22 of Nickolls' works were sold by Sotheby’s throughout the 1990s and, not one was illustrated in the sales catalogues. This would account in large measure for their poor sale rate with 34, or 47% remaining unsold during that period. Sotheby’s first illustrated his work in 2001 and by 2004 showed his paintings across two pages illustrating four works, one of which had a long description plus the mention that he had been chosen for the Venice Biennale in 1990. This 91 x 76 cm canvas, Machinetime Head 1989, sold for $13,200, the artist’s third highest recorded result at the time and nearly twice the sale price of the other three, even though all of these these were small.
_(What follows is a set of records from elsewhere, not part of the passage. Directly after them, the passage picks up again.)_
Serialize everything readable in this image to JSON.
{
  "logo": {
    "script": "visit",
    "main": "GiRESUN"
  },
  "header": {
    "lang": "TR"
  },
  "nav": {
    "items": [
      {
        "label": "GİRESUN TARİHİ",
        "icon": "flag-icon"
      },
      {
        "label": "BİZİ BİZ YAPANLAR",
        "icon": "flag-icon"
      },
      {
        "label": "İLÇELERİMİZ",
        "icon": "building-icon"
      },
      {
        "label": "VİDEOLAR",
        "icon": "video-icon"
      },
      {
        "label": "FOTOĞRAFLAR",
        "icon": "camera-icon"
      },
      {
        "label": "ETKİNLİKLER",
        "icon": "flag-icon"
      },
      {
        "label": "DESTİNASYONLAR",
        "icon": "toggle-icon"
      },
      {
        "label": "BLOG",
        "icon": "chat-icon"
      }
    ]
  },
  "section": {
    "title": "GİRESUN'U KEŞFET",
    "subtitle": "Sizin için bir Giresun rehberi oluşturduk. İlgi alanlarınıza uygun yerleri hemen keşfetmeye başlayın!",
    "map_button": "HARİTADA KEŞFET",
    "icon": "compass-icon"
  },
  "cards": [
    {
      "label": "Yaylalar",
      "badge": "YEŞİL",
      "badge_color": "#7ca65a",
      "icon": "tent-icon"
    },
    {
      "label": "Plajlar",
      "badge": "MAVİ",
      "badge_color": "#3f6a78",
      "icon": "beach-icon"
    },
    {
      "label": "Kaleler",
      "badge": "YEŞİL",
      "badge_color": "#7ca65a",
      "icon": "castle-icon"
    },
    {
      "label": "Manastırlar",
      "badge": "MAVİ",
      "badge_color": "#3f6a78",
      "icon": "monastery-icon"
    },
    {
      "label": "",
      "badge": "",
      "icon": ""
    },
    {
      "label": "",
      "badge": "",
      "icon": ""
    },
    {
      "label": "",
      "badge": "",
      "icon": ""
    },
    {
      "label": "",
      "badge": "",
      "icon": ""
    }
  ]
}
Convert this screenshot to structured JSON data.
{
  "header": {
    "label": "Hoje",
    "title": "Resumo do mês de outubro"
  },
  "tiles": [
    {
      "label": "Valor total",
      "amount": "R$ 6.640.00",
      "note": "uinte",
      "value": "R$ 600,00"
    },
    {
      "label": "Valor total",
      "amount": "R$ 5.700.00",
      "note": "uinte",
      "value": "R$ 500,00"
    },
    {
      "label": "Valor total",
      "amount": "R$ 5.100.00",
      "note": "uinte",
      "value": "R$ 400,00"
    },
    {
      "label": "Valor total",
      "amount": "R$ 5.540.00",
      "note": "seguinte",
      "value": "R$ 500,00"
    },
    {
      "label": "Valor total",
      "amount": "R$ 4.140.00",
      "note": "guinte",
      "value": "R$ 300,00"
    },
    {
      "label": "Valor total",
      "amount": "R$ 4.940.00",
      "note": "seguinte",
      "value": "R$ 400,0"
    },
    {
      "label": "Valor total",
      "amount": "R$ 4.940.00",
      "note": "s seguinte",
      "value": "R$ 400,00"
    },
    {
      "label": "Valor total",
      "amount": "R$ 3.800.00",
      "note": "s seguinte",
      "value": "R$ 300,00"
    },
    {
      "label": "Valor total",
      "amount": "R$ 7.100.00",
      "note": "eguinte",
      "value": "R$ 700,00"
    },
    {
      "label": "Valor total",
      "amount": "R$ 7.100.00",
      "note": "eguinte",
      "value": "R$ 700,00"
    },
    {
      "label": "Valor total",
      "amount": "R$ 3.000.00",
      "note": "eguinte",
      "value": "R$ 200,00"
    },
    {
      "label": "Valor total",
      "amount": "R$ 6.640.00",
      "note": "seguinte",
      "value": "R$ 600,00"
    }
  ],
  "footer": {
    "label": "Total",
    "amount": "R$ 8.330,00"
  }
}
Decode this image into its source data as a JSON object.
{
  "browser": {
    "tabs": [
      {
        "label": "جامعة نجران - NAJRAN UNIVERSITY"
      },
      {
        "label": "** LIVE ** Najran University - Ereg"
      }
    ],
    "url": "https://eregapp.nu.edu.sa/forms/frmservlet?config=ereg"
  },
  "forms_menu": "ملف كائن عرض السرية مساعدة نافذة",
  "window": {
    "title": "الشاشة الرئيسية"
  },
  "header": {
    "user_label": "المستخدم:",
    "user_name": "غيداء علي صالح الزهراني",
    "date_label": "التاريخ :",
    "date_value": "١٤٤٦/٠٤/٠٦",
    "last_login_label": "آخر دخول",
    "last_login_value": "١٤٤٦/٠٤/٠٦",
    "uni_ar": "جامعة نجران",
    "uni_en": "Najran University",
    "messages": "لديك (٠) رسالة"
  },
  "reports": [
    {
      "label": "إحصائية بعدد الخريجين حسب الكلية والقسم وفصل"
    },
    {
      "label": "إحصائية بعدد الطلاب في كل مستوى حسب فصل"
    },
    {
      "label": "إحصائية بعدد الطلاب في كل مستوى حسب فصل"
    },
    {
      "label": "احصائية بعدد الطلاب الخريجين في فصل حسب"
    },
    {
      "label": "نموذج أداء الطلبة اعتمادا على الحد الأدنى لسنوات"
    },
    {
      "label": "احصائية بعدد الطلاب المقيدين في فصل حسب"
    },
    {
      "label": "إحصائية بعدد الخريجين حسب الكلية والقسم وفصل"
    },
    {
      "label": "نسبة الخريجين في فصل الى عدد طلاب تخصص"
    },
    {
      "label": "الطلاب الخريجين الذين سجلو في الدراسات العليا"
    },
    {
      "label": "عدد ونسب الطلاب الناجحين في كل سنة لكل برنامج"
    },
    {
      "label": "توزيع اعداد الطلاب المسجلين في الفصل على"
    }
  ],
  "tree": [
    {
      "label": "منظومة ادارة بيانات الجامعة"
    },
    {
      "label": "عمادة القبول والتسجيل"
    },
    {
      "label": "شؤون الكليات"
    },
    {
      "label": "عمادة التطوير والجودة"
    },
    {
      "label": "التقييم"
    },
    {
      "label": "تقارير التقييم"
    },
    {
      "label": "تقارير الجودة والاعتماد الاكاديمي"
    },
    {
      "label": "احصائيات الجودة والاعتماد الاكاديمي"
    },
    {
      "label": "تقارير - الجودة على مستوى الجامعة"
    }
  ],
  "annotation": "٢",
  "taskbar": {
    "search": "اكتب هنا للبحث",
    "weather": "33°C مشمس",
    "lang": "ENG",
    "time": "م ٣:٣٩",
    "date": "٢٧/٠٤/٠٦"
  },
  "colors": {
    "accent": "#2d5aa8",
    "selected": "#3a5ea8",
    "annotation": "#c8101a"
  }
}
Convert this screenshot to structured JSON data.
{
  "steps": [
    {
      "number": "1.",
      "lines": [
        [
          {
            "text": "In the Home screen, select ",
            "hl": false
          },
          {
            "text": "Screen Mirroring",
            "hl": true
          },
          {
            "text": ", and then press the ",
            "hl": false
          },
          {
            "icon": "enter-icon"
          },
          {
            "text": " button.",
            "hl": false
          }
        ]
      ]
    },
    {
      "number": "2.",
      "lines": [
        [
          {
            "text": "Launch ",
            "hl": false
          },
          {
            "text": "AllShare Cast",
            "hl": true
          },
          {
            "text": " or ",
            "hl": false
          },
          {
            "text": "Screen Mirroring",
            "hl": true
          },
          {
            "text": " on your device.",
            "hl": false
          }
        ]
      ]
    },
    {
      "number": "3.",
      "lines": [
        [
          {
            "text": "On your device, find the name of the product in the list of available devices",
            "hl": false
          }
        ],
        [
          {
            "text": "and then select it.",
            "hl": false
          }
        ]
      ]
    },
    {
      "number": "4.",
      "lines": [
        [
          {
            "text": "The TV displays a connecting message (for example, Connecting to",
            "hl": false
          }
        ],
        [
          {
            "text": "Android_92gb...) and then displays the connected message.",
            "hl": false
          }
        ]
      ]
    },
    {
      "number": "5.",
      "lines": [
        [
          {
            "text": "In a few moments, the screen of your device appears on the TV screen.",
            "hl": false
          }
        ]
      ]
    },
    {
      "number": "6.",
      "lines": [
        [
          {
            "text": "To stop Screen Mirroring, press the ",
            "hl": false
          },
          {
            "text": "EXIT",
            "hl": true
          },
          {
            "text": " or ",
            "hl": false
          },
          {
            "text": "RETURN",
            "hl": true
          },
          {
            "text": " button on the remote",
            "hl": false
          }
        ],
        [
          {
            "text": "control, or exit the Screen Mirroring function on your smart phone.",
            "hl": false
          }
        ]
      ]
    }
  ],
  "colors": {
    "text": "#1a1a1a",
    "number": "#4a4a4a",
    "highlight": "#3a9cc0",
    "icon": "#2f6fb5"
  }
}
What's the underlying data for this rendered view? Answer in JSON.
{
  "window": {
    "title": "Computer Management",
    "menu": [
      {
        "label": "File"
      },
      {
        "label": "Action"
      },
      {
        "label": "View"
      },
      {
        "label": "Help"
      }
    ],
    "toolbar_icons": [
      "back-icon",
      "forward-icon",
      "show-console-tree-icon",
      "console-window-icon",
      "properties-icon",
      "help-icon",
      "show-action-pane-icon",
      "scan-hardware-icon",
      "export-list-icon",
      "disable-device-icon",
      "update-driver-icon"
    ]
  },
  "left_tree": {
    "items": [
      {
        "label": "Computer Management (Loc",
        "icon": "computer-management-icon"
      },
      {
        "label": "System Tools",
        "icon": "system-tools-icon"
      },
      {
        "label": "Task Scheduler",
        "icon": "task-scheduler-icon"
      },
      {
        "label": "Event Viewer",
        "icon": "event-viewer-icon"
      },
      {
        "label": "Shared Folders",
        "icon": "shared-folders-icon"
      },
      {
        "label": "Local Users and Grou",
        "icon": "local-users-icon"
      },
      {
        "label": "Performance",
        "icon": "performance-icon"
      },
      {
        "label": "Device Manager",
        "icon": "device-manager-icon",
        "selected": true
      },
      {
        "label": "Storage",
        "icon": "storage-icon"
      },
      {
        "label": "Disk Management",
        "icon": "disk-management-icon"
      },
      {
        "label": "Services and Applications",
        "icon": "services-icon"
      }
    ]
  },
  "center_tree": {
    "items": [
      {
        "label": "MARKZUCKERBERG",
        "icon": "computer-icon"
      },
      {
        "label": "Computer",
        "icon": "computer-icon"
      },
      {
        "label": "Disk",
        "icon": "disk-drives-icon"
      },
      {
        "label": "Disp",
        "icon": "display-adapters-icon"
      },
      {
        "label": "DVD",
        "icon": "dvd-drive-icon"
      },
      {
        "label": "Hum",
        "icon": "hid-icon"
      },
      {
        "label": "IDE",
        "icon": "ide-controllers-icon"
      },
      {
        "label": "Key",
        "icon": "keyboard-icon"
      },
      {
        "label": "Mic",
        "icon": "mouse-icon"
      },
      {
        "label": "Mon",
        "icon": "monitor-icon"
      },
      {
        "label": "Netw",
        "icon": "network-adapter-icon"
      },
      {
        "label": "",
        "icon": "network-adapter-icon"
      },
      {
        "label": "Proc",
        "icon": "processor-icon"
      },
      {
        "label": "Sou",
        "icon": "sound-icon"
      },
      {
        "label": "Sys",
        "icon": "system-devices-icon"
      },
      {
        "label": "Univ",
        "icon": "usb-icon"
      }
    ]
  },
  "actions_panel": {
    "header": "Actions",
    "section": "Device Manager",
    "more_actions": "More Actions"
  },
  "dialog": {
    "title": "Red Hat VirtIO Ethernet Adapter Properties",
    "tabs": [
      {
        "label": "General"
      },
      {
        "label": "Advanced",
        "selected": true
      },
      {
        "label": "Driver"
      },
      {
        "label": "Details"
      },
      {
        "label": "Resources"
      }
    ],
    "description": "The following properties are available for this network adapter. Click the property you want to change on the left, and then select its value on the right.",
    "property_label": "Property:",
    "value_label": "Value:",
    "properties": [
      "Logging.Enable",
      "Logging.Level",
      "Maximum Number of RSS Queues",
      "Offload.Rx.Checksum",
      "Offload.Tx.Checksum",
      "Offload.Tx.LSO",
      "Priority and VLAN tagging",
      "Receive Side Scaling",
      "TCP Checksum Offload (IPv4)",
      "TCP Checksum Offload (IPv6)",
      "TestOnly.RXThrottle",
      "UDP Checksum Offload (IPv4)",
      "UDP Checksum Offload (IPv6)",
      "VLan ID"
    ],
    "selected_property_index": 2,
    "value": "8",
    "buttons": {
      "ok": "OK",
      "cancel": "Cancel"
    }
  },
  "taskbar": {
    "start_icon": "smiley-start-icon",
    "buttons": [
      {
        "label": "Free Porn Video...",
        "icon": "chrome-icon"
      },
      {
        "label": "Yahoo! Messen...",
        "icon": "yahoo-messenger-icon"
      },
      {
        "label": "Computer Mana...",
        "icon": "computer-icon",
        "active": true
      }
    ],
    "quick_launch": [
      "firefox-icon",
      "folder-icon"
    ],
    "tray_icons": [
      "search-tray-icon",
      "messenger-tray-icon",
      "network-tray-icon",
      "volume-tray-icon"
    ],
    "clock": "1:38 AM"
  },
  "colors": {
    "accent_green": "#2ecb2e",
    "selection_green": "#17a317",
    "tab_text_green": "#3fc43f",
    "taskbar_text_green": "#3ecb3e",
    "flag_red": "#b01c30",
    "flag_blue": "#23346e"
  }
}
Though his sale rate is unimpressive at 56%, the majority of works that have failed to sell have been minor pieces, including pen and ink drawings, offered during the 1990s. Of the 23 works on paper that have been offered only six have sold for an average price of approximately $870. His paintings on canvas and board, however, have experienced a success rate of over 60 % and the prices achieved for Trevor Nickoll's works have been on the rise since his first major result in 2000. The appearance of Aboriginal art on the secondary market is still a quite recent phenomenon and, Hermannsburg paintings aside, sales records generally do not go back more than 20 years. The vast majority of work is ‘traditional’ or ethnographic and the audience for urban art is smaller, even if well informed. Trevor Nickoll’s work first appeared for sale at auction in 1990 and, by 1993, of ten offered only two had sold. Between 1994 and 2001 his statistics were turned on their head with 24 sold and only six unsold.
Trevor Nickolls painted complex ideas within multi-layered imagery, expressive of the black/white dilemma and the machine age conflict with nature. Amongst them are works that are crudely rendered - tough subjects that can be too ‘in your face’ for the average collector. However, just as often, if not more so, the paintings are not only aesthetically pleasing but also unforgettable, perhaps because the image has captured the spirit of our times. The best works by this artist have yet to appear at auction. Having played a prime role in the development of urban Aboriginal art, he is extremely well represented in the literature and museum collections, therefore greater recognition is certain when his best works are offered for sale. The prices of works by this artist are still low enough for those with an eye for ‘tough subjects’ to invest in paintings that could easily, given current environmental and human concerns, become emblematic and increase in value markedly over the coming decade. Collectors should however carefully consider those images which verge on ‘new age kitsch’, or ones in which there is little interest beyond what appears to be a ‘dotted’ landscape. His major works in this genre may well become masterpieces but many of the smaller versions fail to excite.